There is no defending TB Joshua

There is no defending TB Joshua

“For a man who was barely literate, his evolution from an uncouth illiterate preacher to a respected one—and that was probably the only credible miracle he ever performed—was intriguing.”

ABIMBOLA ADELAKUN FROM PUNCH

For those of you who watched the BBC Africa documentary, Disciples: The Cult of TB Joshua (three episodes), an expose on the Synagogue Church of All Nations’ late founder Temitope Joshua and still insist on defending him, I have four words: you are not serious. Yes, the whole lot of you. Your faces are looking funny in the light. Some defenders—understandably—grapple with the contradictions of a man who artfully constructed his public image as a good yet profoundly misunderstood man. The rest of you, still bonded into Joshua’s cult of personality, are being obtuse.

You query, why now that he is dead? Some of these stories have been in the public domain for a while. Was your reaction any different then? Since there is no statute of limitations on when victims can talk about their experiences, and it likely took Joshua’s death for them to finally shake themselves out of their nightmarish reverie to seek closure, there is nothing suspect about the timing.

Some also asked why people would willingly subject themselves to such gross abuse. If they had ever studied the nature of cults, they would have understood how and why people become victims. And so what if the ‘disciples’ speaking up now are bitter because of the succession battles that followed Joshua’s demise, as some speculated? The crucial is whether the accounts are credible.

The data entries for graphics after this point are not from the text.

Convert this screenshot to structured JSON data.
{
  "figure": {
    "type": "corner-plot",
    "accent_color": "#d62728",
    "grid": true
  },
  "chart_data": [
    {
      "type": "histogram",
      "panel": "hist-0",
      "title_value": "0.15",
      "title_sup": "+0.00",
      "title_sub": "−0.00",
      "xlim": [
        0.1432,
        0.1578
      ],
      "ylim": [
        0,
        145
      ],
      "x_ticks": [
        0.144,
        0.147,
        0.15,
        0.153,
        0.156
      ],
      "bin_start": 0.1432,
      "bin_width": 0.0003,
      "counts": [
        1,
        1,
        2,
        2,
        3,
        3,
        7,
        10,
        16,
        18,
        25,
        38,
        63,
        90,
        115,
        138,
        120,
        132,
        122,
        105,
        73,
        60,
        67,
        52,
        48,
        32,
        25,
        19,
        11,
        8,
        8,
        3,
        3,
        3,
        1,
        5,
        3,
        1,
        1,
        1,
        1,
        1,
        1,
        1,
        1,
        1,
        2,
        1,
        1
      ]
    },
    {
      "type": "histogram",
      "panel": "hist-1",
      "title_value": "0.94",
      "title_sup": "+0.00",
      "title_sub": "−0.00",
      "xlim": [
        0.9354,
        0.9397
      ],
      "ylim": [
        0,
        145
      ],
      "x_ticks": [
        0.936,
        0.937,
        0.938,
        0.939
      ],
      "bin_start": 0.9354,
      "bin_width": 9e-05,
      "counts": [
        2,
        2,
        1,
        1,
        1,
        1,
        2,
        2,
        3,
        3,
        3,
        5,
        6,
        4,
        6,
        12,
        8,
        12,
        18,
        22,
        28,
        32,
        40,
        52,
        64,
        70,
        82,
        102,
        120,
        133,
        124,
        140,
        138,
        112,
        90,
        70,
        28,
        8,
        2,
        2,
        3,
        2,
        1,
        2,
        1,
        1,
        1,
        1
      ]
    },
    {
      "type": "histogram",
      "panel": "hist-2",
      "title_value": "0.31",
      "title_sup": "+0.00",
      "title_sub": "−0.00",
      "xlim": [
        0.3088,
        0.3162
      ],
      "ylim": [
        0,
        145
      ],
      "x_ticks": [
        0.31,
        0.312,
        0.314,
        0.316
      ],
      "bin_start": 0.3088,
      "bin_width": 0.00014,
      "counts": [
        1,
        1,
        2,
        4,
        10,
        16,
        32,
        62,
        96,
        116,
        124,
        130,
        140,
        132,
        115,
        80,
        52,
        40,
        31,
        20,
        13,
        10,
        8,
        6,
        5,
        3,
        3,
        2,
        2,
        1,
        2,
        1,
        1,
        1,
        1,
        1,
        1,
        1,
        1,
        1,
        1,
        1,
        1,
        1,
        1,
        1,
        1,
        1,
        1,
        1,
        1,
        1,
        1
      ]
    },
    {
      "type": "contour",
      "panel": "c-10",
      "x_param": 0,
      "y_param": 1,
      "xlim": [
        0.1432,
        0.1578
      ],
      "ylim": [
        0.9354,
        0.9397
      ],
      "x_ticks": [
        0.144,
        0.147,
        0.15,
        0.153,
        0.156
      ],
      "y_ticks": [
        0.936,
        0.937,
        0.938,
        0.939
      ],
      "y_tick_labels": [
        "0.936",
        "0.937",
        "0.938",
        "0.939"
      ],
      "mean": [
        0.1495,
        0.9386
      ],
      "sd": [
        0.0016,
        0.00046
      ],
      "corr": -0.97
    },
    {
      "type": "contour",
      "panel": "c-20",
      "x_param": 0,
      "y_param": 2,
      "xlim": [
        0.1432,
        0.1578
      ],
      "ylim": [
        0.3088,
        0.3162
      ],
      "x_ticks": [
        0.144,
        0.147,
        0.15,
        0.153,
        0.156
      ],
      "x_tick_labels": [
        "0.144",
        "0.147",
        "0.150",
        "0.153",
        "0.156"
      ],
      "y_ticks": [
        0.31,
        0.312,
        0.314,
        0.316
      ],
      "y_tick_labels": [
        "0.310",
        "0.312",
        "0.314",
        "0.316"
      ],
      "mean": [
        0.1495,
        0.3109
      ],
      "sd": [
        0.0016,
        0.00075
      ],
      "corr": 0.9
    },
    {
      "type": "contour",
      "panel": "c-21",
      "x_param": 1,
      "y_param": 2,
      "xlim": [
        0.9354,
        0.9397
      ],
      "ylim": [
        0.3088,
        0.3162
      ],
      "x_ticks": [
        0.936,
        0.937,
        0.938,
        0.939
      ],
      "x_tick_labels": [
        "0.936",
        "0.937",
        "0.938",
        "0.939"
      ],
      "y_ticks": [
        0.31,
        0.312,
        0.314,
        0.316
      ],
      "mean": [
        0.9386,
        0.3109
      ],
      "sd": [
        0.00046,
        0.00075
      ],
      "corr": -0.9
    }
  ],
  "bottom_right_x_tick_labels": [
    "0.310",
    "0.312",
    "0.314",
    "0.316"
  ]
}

To some extent, the documentary’s revelations are not shocking to those of us who have known about Joshua’s SCOAN as far back as the 1990s when radio broadcaster Kola Olawuyi did an expose on him. What Olawuyi revealed at that time gave away the Synagogue as a mix of cultic and occultic practices.

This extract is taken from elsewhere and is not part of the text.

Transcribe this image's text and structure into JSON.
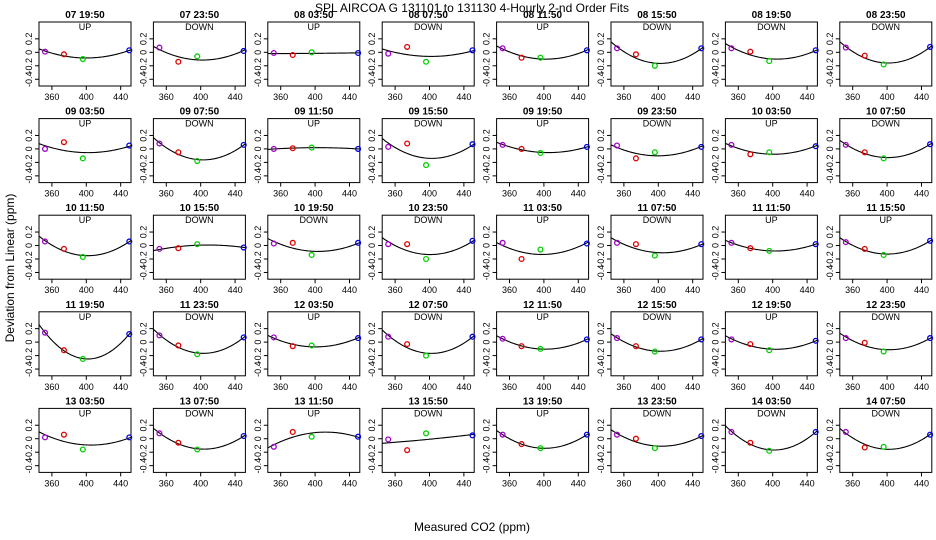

Watching Disciples, I could not help but wonder if the scandal-ridden nature of his ministry was also not part of the problem. Could it be that the man’s infractions were so sensational(ised) that reports stopped mattering? Sometimes, the best way to get away with a crime is to overcommit it so that the sheer scale would petrify those who would otherwise lead the outrage against you. Or could it be that the people who should have spoken up recognised themselves in him and did not want their own hypocrisy called out? Because, when you dissect it, his sins were not unique; it is the extent that is outrageous.

They said his miracles were staged, but that would also be true for about 99 per cent of all miracles, especially televised ones. Miracles are supposed to be irruptive of reality. Once you train a camera on a set scene, whatever actions you record are no longer ‘miraculous’ but calculated dramatic actions. That is why performed miracles are studied as theatre. They said Joshua was abusive, but physical and sexual abuses are endemic to religion. Making people ‘disciples’ involves grooming, indoctrination, and disciplining them in ways that too quickly devolve into abuse. They said Joshua’s methods were fetish, but was he any more paganistic than the popular Nigerian church that buried 15 Bibles in the church foundation? He did what most ministers did, but he also superseded them.

Yes, I am also aware that the Synagogue leadership has denied the ‘characters’ that appeared in that video (an ironic use of metaphor for a church accused of staging miracles), but the reflexive defence is to be expected. The Catholic Church also defended the paedophilic priests among its rank before finally confronting the truth. It took years, and a mounting pile of evidence before the church started making some changes. If they had maintained their defiant stand, they would have eventually crumbled under the weight of their hypocrisies.